本多も、元服名(諱 いみなとも言う)が、かの、勇猛・忠勝(ただかつ)ご先祖のように「」で始まるとか、知恵者・正信(まさのぶ)老のように「」が頭にきていればたいした家柄ですが、小生のように、(げん)がついていては、まさに、幻滅・泡沫の本多であります。甲府勤番で塩漬けがつづいておりますが、諸兄のお引きたてで、早く帰府がかない、山猿どもからの餞別の勝ち栗をもって、この集いに出席がかないますよう---」

寛延元年(1748)4月3日に、先代の遺跡を継ぐことをゆるされた16人のうちの有志でつくった〔初卯の集い〕の最初の会食の夜、本多作四郎玄刻(はるとき 17歳=当時 200俵)の自己紹介である。

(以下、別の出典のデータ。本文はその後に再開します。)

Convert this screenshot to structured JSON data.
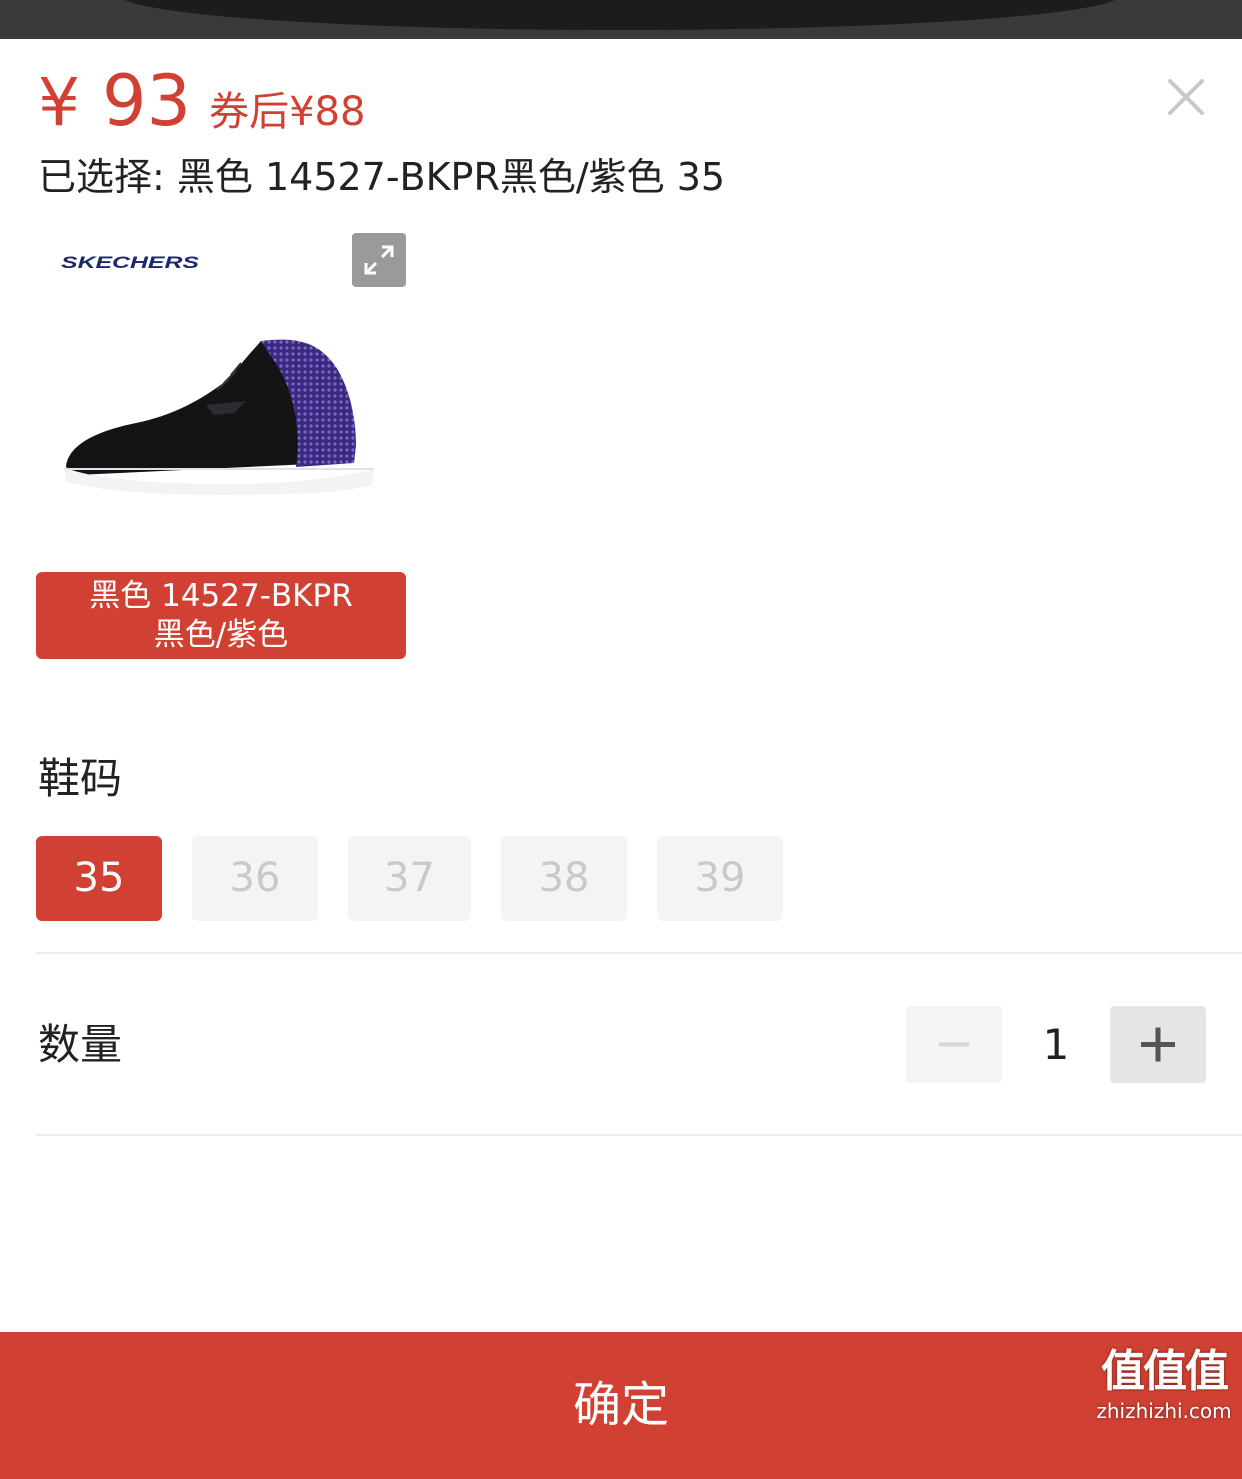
{
  "price": {
    "currency_symbol": "¥",
    "value": "93",
    "coupon_text": "券后¥88"
  },
  "selected": {
    "text": "已选择: 黑色 14527-BKPR黑色/紫色 35"
  },
  "product": {
    "brand": "SKECHERS",
    "variant_line1": "黑色 14527-BKPR",
    "variant_line2": "黑色/紫色"
  },
  "size_section": {
    "title": "鞋码",
    "options": [
      {
        "label": "35",
        "state": "selected"
      },
      {
        "label": "36",
        "state": "disabled"
      },
      {
        "label": "37",
        "state": "disabled"
      },
      {
        "label": "38",
        "state": "disabled"
      },
      {
        "label": "39",
        "state": "disabled"
      }
    ]
  },
  "quantity_section": {
    "title": "数量",
    "value": "1"
  },
  "confirm_button": {
    "label": "确定"
  },
  "watermark": {
    "top": "值值值",
    "bottom": "zhizhizhi.com"
  },
  "colors": {
    "accent": "#d14133",
    "chip_disabled_bg": "#f4f4f4",
    "text_primary": "#222222"
  },
  "icons": [
    "close-icon",
    "expand-icon",
    "minus-icon",
    "plus-icon"
  ]
}
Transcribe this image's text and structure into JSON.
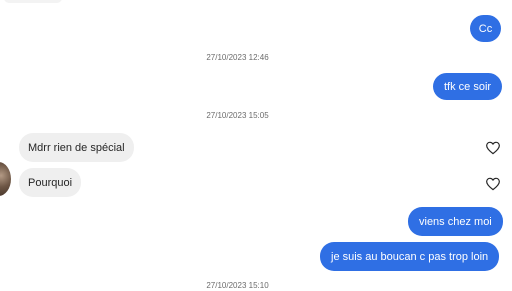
{
  "messages": {
    "sent_1": "Cc",
    "sent_2": "tfk ce soir",
    "received_1": "Mdrr rien de spécial",
    "received_2": "Pourquoi",
    "sent_3": "viens chez moi",
    "sent_4": "je suis au boucan c pas trop loin"
  },
  "timestamps": {
    "t1": "27/10/2023 12:46",
    "t2": "27/10/2023 15:05",
    "t3": "27/10/2023 15:10"
  },
  "colors": {
    "sent_bubble": "#2f6fe4",
    "received_bubble": "#efefef",
    "timestamp_text": "#6b6b6b"
  },
  "icons": {
    "like": "heart-outline-icon"
  }
}
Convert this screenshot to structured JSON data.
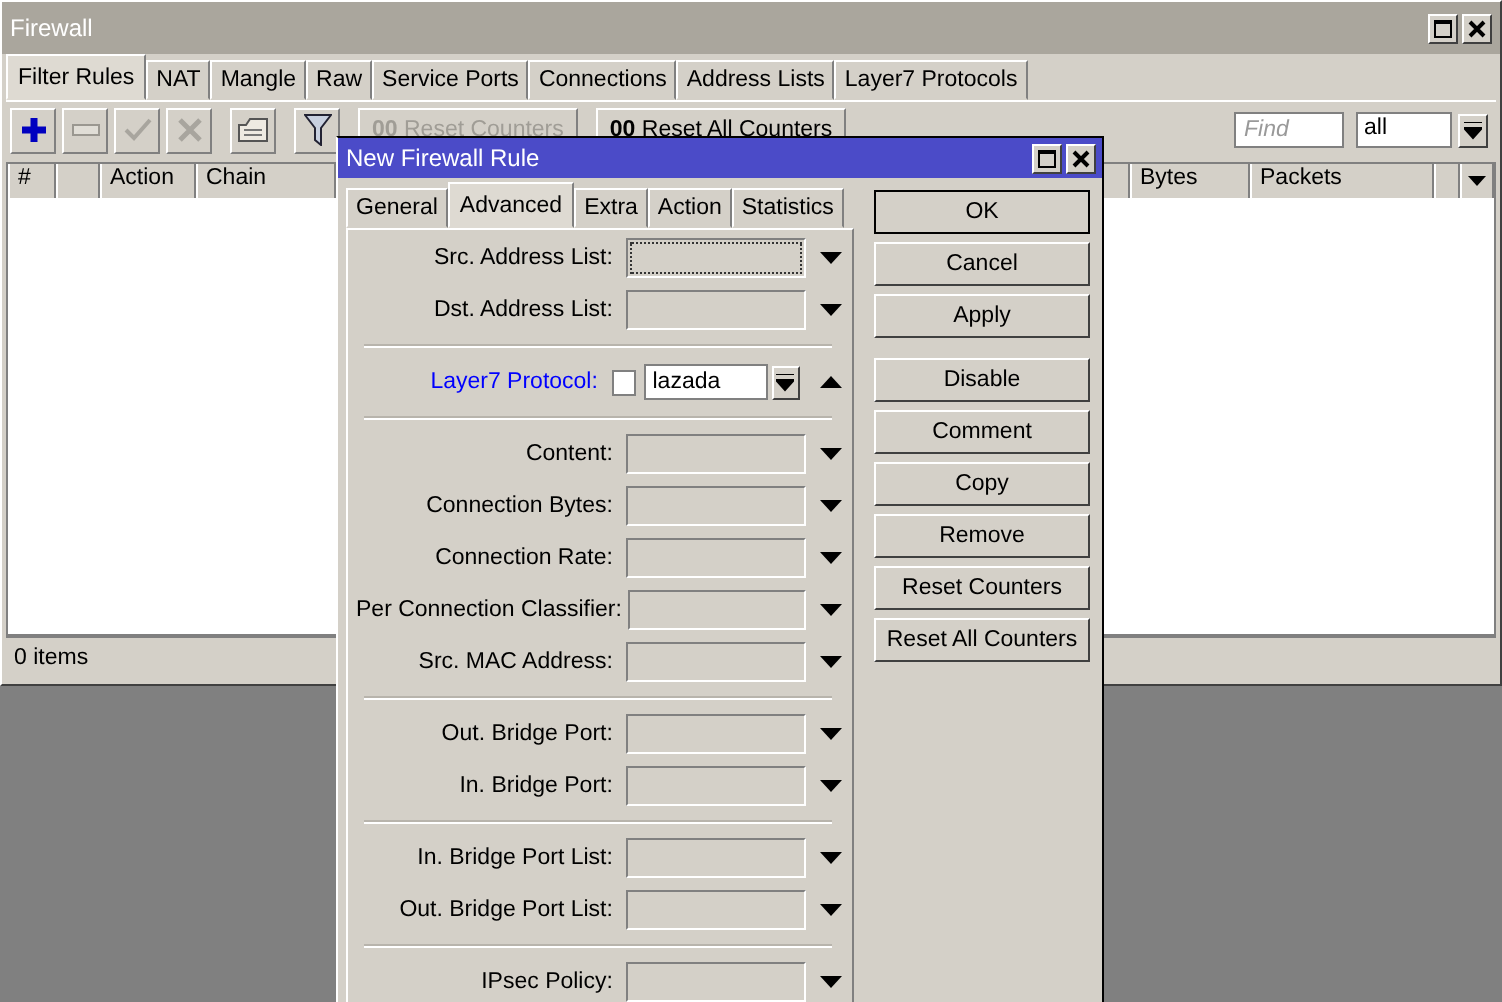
{
  "window": {
    "title": "Firewall"
  },
  "tabs": [
    {
      "label": "Filter Rules",
      "selected": true
    },
    {
      "label": "NAT",
      "selected": false
    },
    {
      "label": "Mangle",
      "selected": false
    },
    {
      "label": "Raw",
      "selected": false
    },
    {
      "label": "Service Ports",
      "selected": false
    },
    {
      "label": "Connections",
      "selected": false
    },
    {
      "label": "Address Lists",
      "selected": false
    },
    {
      "label": "Layer7 Protocols",
      "selected": false
    }
  ],
  "toolbar": {
    "tools": [
      {
        "kind": "add",
        "disabled": false
      },
      {
        "kind": "remove",
        "disabled": false
      },
      {
        "kind": "enable",
        "disabled": true
      },
      {
        "kind": "disable",
        "disabled": true
      },
      {
        "kind": "comment",
        "disabled": false
      },
      {
        "kind": "filter",
        "disabled": false
      }
    ],
    "counter_buttons": [
      {
        "icon": "00",
        "label": "Reset Counters",
        "disabled": true
      },
      {
        "icon": "00",
        "label": "Reset All Counters",
        "disabled": false
      }
    ],
    "find": {
      "placeholder": "Find"
    },
    "filter_select": {
      "value": "all"
    }
  },
  "table": {
    "columns": [
      {
        "kind": "text",
        "label": "#"
      },
      {
        "kind": "blank"
      },
      {
        "kind": "text",
        "label": "Action"
      },
      {
        "kind": "text",
        "label": "Chain"
      },
      {
        "kind": "gap"
      },
      {
        "kind": "text",
        "label": "Bytes"
      },
      {
        "kind": "text",
        "label": "Packets"
      },
      {
        "kind": "blank"
      },
      {
        "kind": "menu"
      }
    ]
  },
  "status_bar": "0 items",
  "dialog": {
    "title": "New Firewall Rule",
    "tabs": [
      {
        "label": "General",
        "selected": false
      },
      {
        "label": "Advanced",
        "selected": true
      },
      {
        "label": "Extra",
        "selected": false
      },
      {
        "label": "Action",
        "selected": false
      },
      {
        "label": "Statistics",
        "selected": false
      }
    ],
    "groups": [
      [
        {
          "kind": "combo",
          "label": "Src. Address List:",
          "focused": true
        },
        {
          "kind": "combo",
          "label": "Dst. Address List:",
          "focused": false
        }
      ],
      [
        {
          "kind": "layer7",
          "label": "Layer7 Protocol:",
          "negated": false,
          "value": "lazada"
        }
      ],
      [
        {
          "kind": "combo",
          "label": "Content:",
          "focused": false
        },
        {
          "kind": "combo",
          "label": "Connection Bytes:",
          "focused": false
        },
        {
          "kind": "combo",
          "label": "Connection Rate:",
          "focused": false
        },
        {
          "kind": "combo",
          "label": "Per Connection Classifier:",
          "focused": false
        },
        {
          "kind": "combo",
          "label": "Src. MAC Address:",
          "focused": false
        }
      ],
      [
        {
          "kind": "combo",
          "label": "Out. Bridge Port:",
          "focused": false
        },
        {
          "kind": "combo",
          "label": "In. Bridge Port:",
          "focused": false
        }
      ],
      [
        {
          "kind": "combo",
          "label": "In. Bridge Port List:",
          "focused": false
        },
        {
          "kind": "combo",
          "label": "Out. Bridge Port List:",
          "focused": false
        }
      ],
      [
        {
          "kind": "combo",
          "label": "IPsec Policy:",
          "focused": false
        }
      ]
    ],
    "button_groups": [
      [
        {
          "label": "OK",
          "default": true
        },
        {
          "label": "Cancel",
          "default": false
        },
        {
          "label": "Apply",
          "default": false
        }
      ],
      [
        {
          "label": "Disable",
          "default": false
        },
        {
          "label": "Comment",
          "default": false
        },
        {
          "label": "Copy",
          "default": false
        },
        {
          "label": "Remove",
          "default": false
        },
        {
          "label": "Reset Counters",
          "default": false
        },
        {
          "label": "Reset All Counters",
          "default": false
        }
      ]
    ]
  }
}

この、巧みに冗談を織りこんだあいさつに、平蔵宣雄(のぶお 30歳=当時)が「かなわない」と感じたことは、すでに述べた。
人に好かれる才能ともいえる。

参照】本多作四郎玄刻 2008年6月30日[平蔵宣雄の後ろ楯] (15) (16)

銕三郎(てつさぶろう 23歳 のちの鬼平)が、このたび、甲府へきて逢った感じでも、目鼻が寄っていてその分、額が広く、いわゆる童顔が37歳までのこっており、人なつっこげな面体で、人びとに警戒心をもたせない風貌の持ち主であることを確認した。

ちゅうすけも、本多作四郎については、あれこれ考察している。
もちろん、ちゅうすけ作四郎観は、銕三郎とは別で、甲府勤番が3代つづた家の仁としてである。

中道往来の中畑村の探索から七ッ(午後4時)に甲府へ帰ってきたきょうも、作四郎は、昨日につづいて、銕三郎が宿泊している柳町通りの旅籠〔佐渡屋〕にあがりこんだ。

銕三郎は、寅松(とらまつ 17歳 掏摸(すり))を帳場へ行かせて、夕餉(ゆうげ)を頼ませた。
とうぜん、酒もいいつけた。
作四郎は、あたりまえのような顔で、盃を口にしている。

丹念に読んでいらっしゃるあなたのことゆえ、昨日、作四郎が同じこの部屋で、銕三郎に、
「自宅に招きたいのだが、後妻が臨月に近いので---」
と断った言葉に目をおとめになったはず。

いや、2008年6月30日[平蔵宣雄の後ろ楯](15)に掲げた彼の『個人譜』で、再婚している記録に目ざとく注視なさったかもしれない。

赤傍線を引き直して再掲する。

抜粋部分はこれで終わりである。